いったい太陽光発電ではどのくらいの電力を発電することができるのでしょうか。
カタログの数値を見ても、わかりにくい場合が多いと思います。
太陽光発電の発電量という一番知りたい重要な数値がわかりにくいのは、太陽光発電というものが条件で変わってくるからです。
太陽光発電に影響を与えるものには、太陽光発電モジュールの表面温度、エアマス、そして放射照度の三つがあります。
【モジュールの表面温度】太陽電池というのは温度の影響をうけます。
カタログなどで発電量を表すときには、太陽光発電モジュールの表面温度が25度のときを基準にしています。
もし、表面温度が上がると発電量はどう変わるのでしょう。
実は、温度が上がると発電能力は逆に落ちてしまうのです。
意外に思うかもしれませんが、温度が1度上がるたびに0.45%も発電能力が落ちてしまうのです。
そうなると、夏場の炎天下ではそうとう発電能力が落ちることになります。
夏の炎天下でモジュールが温められると70度近くになることもあります。
そうなると、20%発電能力が落ちることになります。
もちろん、夏は日照時間が長くなるとか、放射照度も高くなるので表面温度のマイナスが相殺されます。
【エアマス】エアマスというのは、英語の「AirMass」のことで、これは大気の量のことです。
具体的に言うと、太陽光が地上に到達するまでに通過する大気の量のことです。
大気は光の侵入を妨げます。
大気が光を反射させたり、散乱させたりするので、波長が変化してしまうこともあります。

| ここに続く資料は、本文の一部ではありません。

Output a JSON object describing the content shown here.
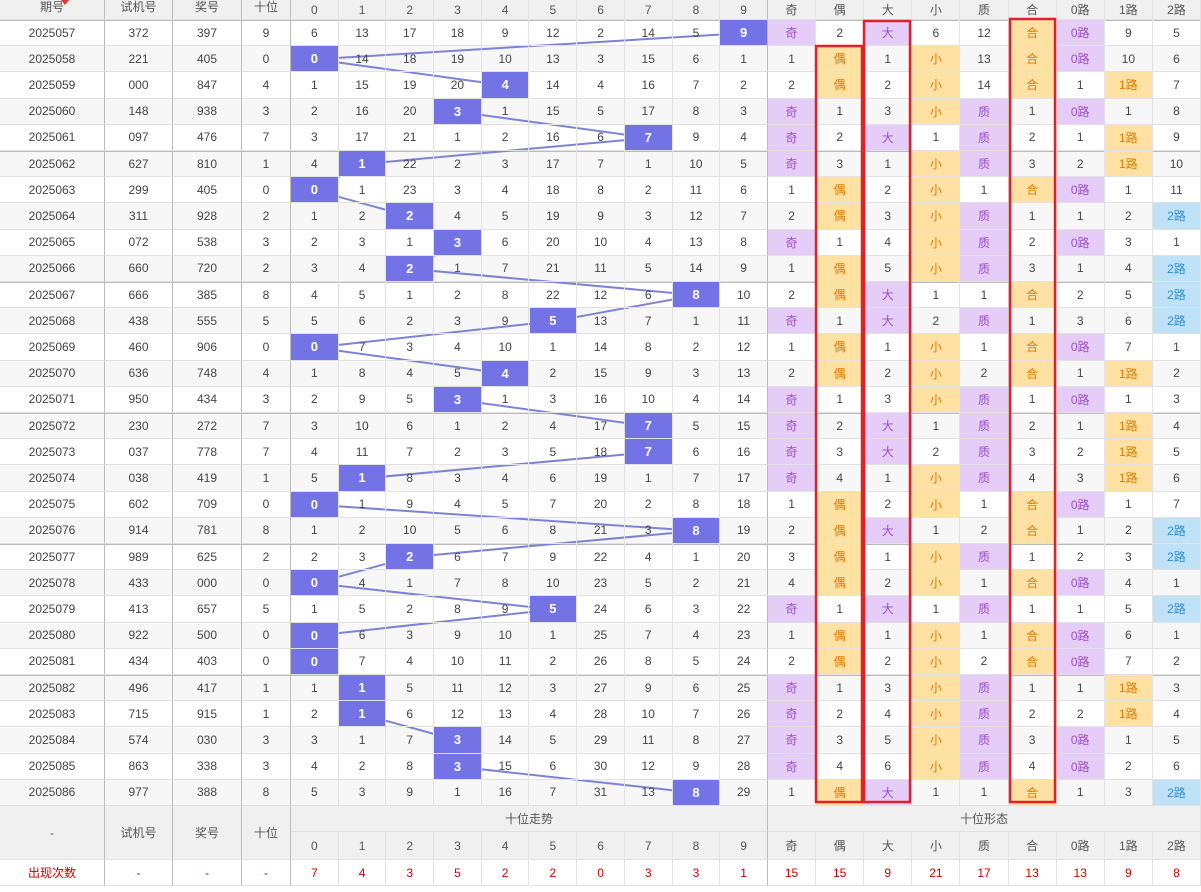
{
  "header": {
    "columns": [
      "期号",
      "试机号",
      "奖号",
      "十位"
    ],
    "trend_digits": [
      0,
      1,
      2,
      3,
      4,
      5,
      6,
      7,
      8,
      9
    ],
    "form_headers": [
      "奇",
      "偶",
      "大",
      "小",
      "质",
      "合",
      "0路",
      "1路",
      "2路"
    ]
  },
  "rows": [
    {
      "period": "2025057",
      "trial": "372",
      "prize": "397",
      "tens": 9,
      "trend": [
        6,
        13,
        17,
        18,
        9,
        12,
        2,
        14,
        5,
        9
      ],
      "form": [
        "奇",
        2,
        "大",
        6,
        12,
        "合",
        "0路",
        9,
        5
      ]
    },
    {
      "period": "2025058",
      "trial": "221",
      "prize": "405",
      "tens": 0,
      "trend": [
        0,
        14,
        18,
        19,
        10,
        13,
        3,
        15,
        6,
        1
      ],
      "form": [
        1,
        "偶",
        1,
        "小",
        13,
        "合",
        "0路",
        10,
        6
      ]
    },
    {
      "period": "2025059",
      "trial": "000",
      "prize": "847",
      "tens": 4,
      "trend": [
        1,
        15,
        19,
        20,
        4,
        14,
        4,
        16,
        7,
        2
      ],
      "form": [
        2,
        "偶",
        2,
        "小",
        14,
        "合",
        1,
        "1路",
        7
      ]
    },
    {
      "period": "2025060",
      "trial": "148",
      "prize": "938",
      "tens": 3,
      "trend": [
        2,
        16,
        20,
        3,
        1,
        15,
        5,
        17,
        8,
        3
      ],
      "form": [
        "奇",
        1,
        3,
        "小",
        "质",
        1,
        "0路",
        1,
        8
      ]
    },
    {
      "period": "2025061",
      "trial": "097",
      "prize": "476",
      "tens": 7,
      "trend": [
        3,
        17,
        21,
        1,
        2,
        16,
        6,
        7,
        9,
        4
      ],
      "form": [
        "奇",
        2,
        "大",
        1,
        "质",
        2,
        1,
        "1路",
        9
      ]
    },
    {
      "period": "2025062",
      "trial": "627",
      "prize": "810",
      "tens": 1,
      "trend": [
        4,
        1,
        22,
        2,
        3,
        17,
        7,
        1,
        10,
        5
      ],
      "form": [
        "奇",
        3,
        1,
        "小",
        "质",
        3,
        2,
        "1路",
        10
      ]
    },
    {
      "period": "2025063",
      "trial": "299",
      "prize": "405",
      "tens": 0,
      "trend": [
        0,
        1,
        23,
        3,
        4,
        18,
        8,
        2,
        11,
        6
      ],
      "form": [
        1,
        "偶",
        2,
        "小",
        1,
        "合",
        "0路",
        1,
        11
      ]
    },
    {
      "period": "2025064",
      "trial": "311",
      "prize": "928",
      "tens": 2,
      "trend": [
        1,
        2,
        2,
        4,
        5,
        19,
        9,
        3,
        12,
        7
      ],
      "form": [
        2,
        "偶",
        3,
        "小",
        "质",
        1,
        1,
        2,
        "2路"
      ]
    },
    {
      "period": "2025065",
      "trial": "072",
      "prize": "538",
      "tens": 3,
      "trend": [
        2,
        3,
        1,
        3,
        6,
        20,
        10,
        4,
        13,
        8
      ],
      "form": [
        "奇",
        1,
        4,
        "小",
        "质",
        2,
        "0路",
        3,
        1
      ]
    },
    {
      "period": "2025066",
      "trial": "660",
      "prize": "720",
      "tens": 2,
      "trend": [
        3,
        4,
        2,
        1,
        7,
        21,
        11,
        5,
        14,
        9
      ],
      "form": [
        1,
        "偶",
        5,
        "小",
        "质",
        3,
        1,
        4,
        "2路"
      ]
    },
    {
      "period": "2025067",
      "trial": "666",
      "prize": "385",
      "tens": 8,
      "trend": [
        4,
        5,
        1,
        2,
        8,
        22,
        12,
        6,
        8,
        10
      ],
      "form": [
        2,
        "偶",
        "大",
        1,
        1,
        "合",
        2,
        5,
        "2路"
      ]
    },
    {
      "period": "2025068",
      "trial": "438",
      "prize": "555",
      "tens": 5,
      "trend": [
        5,
        6,
        2,
        3,
        9,
        5,
        13,
        7,
        1,
        11
      ],
      "form": [
        "奇",
        1,
        "大",
        2,
        "质",
        1,
        3,
        6,
        "2路"
      ]
    },
    {
      "period": "2025069",
      "trial": "460",
      "prize": "906",
      "tens": 0,
      "trend": [
        0,
        7,
        3,
        4,
        10,
        1,
        14,
        8,
        2,
        12
      ],
      "form": [
        1,
        "偶",
        1,
        "小",
        1,
        "合",
        "0路",
        7,
        1
      ]
    },
    {
      "period": "2025070",
      "trial": "636",
      "prize": "748",
      "tens": 4,
      "trend": [
        1,
        8,
        4,
        5,
        4,
        2,
        15,
        9,
        3,
        13
      ],
      "form": [
        2,
        "偶",
        2,
        "小",
        2,
        "合",
        1,
        "1路",
        2
      ]
    },
    {
      "period": "2025071",
      "trial": "950",
      "prize": "434",
      "tens": 3,
      "trend": [
        2,
        9,
        5,
        3,
        1,
        3,
        16,
        10,
        4,
        14
      ],
      "form": [
        "奇",
        1,
        3,
        "小",
        "质",
        1,
        "0路",
        1,
        3
      ]
    },
    {
      "period": "2025072",
      "trial": "230",
      "prize": "272",
      "tens": 7,
      "trend": [
        3,
        10,
        6,
        1,
        2,
        4,
        17,
        7,
        5,
        15
      ],
      "form": [
        "奇",
        2,
        "大",
        1,
        "质",
        2,
        1,
        "1路",
        4
      ]
    },
    {
      "period": "2025073",
      "trial": "037",
      "prize": "778",
      "tens": 7,
      "trend": [
        4,
        11,
        7,
        2,
        3,
        5,
        18,
        7,
        6,
        16
      ],
      "form": [
        "奇",
        3,
        "大",
        2,
        "质",
        3,
        2,
        "1路",
        5
      ]
    },
    {
      "period": "2025074",
      "trial": "038",
      "prize": "419",
      "tens": 1,
      "trend": [
        5,
        1,
        8,
        3,
        4,
        6,
        19,
        1,
        7,
        17
      ],
      "form": [
        "奇",
        4,
        1,
        "小",
        "质",
        4,
        3,
        "1路",
        6
      ]
    },
    {
      "period": "2025075",
      "trial": "602",
      "prize": "709",
      "tens": 0,
      "trend": [
        0,
        1,
        9,
        4,
        5,
        7,
        20,
        2,
        8,
        18
      ],
      "form": [
        1,
        "偶",
        2,
        "小",
        1,
        "合",
        "0路",
        1,
        7
      ]
    },
    {
      "period": "2025076",
      "trial": "914",
      "prize": "781",
      "tens": 8,
      "trend": [
        1,
        2,
        10,
        5,
        6,
        8,
        21,
        3,
        8,
        19
      ],
      "form": [
        2,
        "偶",
        "大",
        1,
        2,
        "合",
        1,
        2,
        "2路"
      ]
    },
    {
      "period": "2025077",
      "trial": "989",
      "prize": "625",
      "tens": 2,
      "trend": [
        2,
        3,
        2,
        6,
        7,
        9,
        22,
        4,
        1,
        20
      ],
      "form": [
        3,
        "偶",
        1,
        "小",
        "质",
        1,
        2,
        3,
        "2路"
      ]
    },
    {
      "period": "2025078",
      "trial": "433",
      "prize": "000",
      "tens": 0,
      "trend": [
        0,
        4,
        1,
        7,
        8,
        10,
        23,
        5,
        2,
        21
      ],
      "form": [
        4,
        "偶",
        2,
        "小",
        1,
        "合",
        "0路",
        4,
        1
      ]
    },
    {
      "period": "2025079",
      "trial": "413",
      "prize": "657",
      "tens": 5,
      "trend": [
        1,
        5,
        2,
        8,
        9,
        5,
        24,
        6,
        3,
        22
      ],
      "form": [
        "奇",
        1,
        "大",
        1,
        "质",
        1,
        1,
        5,
        "2路"
      ]
    },
    {
      "period": "2025080",
      "trial": "922",
      "prize": "500",
      "tens": 0,
      "trend": [
        0,
        6,
        3,
        9,
        10,
        1,
        25,
        7,
        4,
        23
      ],
      "form": [
        1,
        "偶",
        1,
        "小",
        1,
        "合",
        "0路",
        6,
        1
      ]
    },
    {
      "period": "2025081",
      "trial": "434",
      "prize": "403",
      "tens": 0,
      "trend": [
        0,
        7,
        4,
        10,
        11,
        2,
        26,
        8,
        5,
        24
      ],
      "form": [
        2,
        "偶",
        2,
        "小",
        2,
        "合",
        "0路",
        7,
        2
      ]
    },
    {
      "period": "2025082",
      "trial": "496",
      "prize": "417",
      "tens": 1,
      "trend": [
        1,
        1,
        5,
        11,
        12,
        3,
        27,
        9,
        6,
        25
      ],
      "form": [
        "奇",
        1,
        3,
        "小",
        "质",
        1,
        1,
        "1路",
        3
      ]
    },
    {
      "period": "2025083",
      "trial": "715",
      "prize": "915",
      "tens": 1,
      "trend": [
        2,
        1,
        6,
        12,
        13,
        4,
        28,
        10,
        7,
        26
      ],
      "form": [
        "奇",
        2,
        4,
        "小",
        "质",
        2,
        2,
        "1路",
        4
      ]
    },
    {
      "period": "2025084",
      "trial": "574",
      "prize": "030",
      "tens": 3,
      "trend": [
        3,
        1,
        7,
        3,
        14,
        5,
        29,
        11,
        8,
        27
      ],
      "form": [
        "奇",
        3,
        5,
        "小",
        "质",
        3,
        "0路",
        1,
        5
      ]
    },
    {
      "period": "2025085",
      "trial": "863",
      "prize": "338",
      "tens": 3,
      "trend": [
        4,
        2,
        8,
        3,
        15,
        6,
        30,
        12,
        9,
        28
      ],
      "form": [
        "奇",
        4,
        6,
        "小",
        "质",
        4,
        "0路",
        2,
        6
      ]
    },
    {
      "period": "2025086",
      "trial": "977",
      "prize": "388",
      "tens": 8,
      "trend": [
        5,
        3,
        9,
        1,
        16,
        7,
        31,
        13,
        8,
        29
      ],
      "form": [
        1,
        "偶",
        "大",
        1,
        1,
        "合",
        1,
        3,
        "2路"
      ]
    }
  ],
  "footer": {
    "first": "-",
    "columns": [
      "试机号",
      "奖号",
      "十位"
    ],
    "trend_title": "十位走势",
    "form_title": "十位形态",
    "count_label": "出现次数",
    "count_dashes": [
      "-",
      "-",
      "-"
    ],
    "trend_counts": [
      7,
      4,
      3,
      5,
      2,
      2,
      0,
      3,
      3,
      1
    ],
    "form_counts": [
      15,
      15,
      9,
      21,
      17,
      13,
      13,
      9,
      8
    ]
  }
}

これが太陽電池の発電能力に影響を与えてしまうのです。
【放射照度】放射照度とは、光エネルギーの強さのことを言います。
夏場には、1㎡中1000w程度の光エネルギーが入射してきます。
一応、カタログで出力を出すときには、この夏場の放射照度を基準にしています。
このように、太陽光発電の発電量はいくつもの条件下で変わってしまいます。
しかし、消費者側に立つと、一番知りたい情報がわからないということでは話にならないので、各メーカーではシミュレーションを行い目安の発電量を出しています。
この際、メーカー毎に条件が違うと発電量も違ってくるので、条件を揃えて発電量を表示しているようです。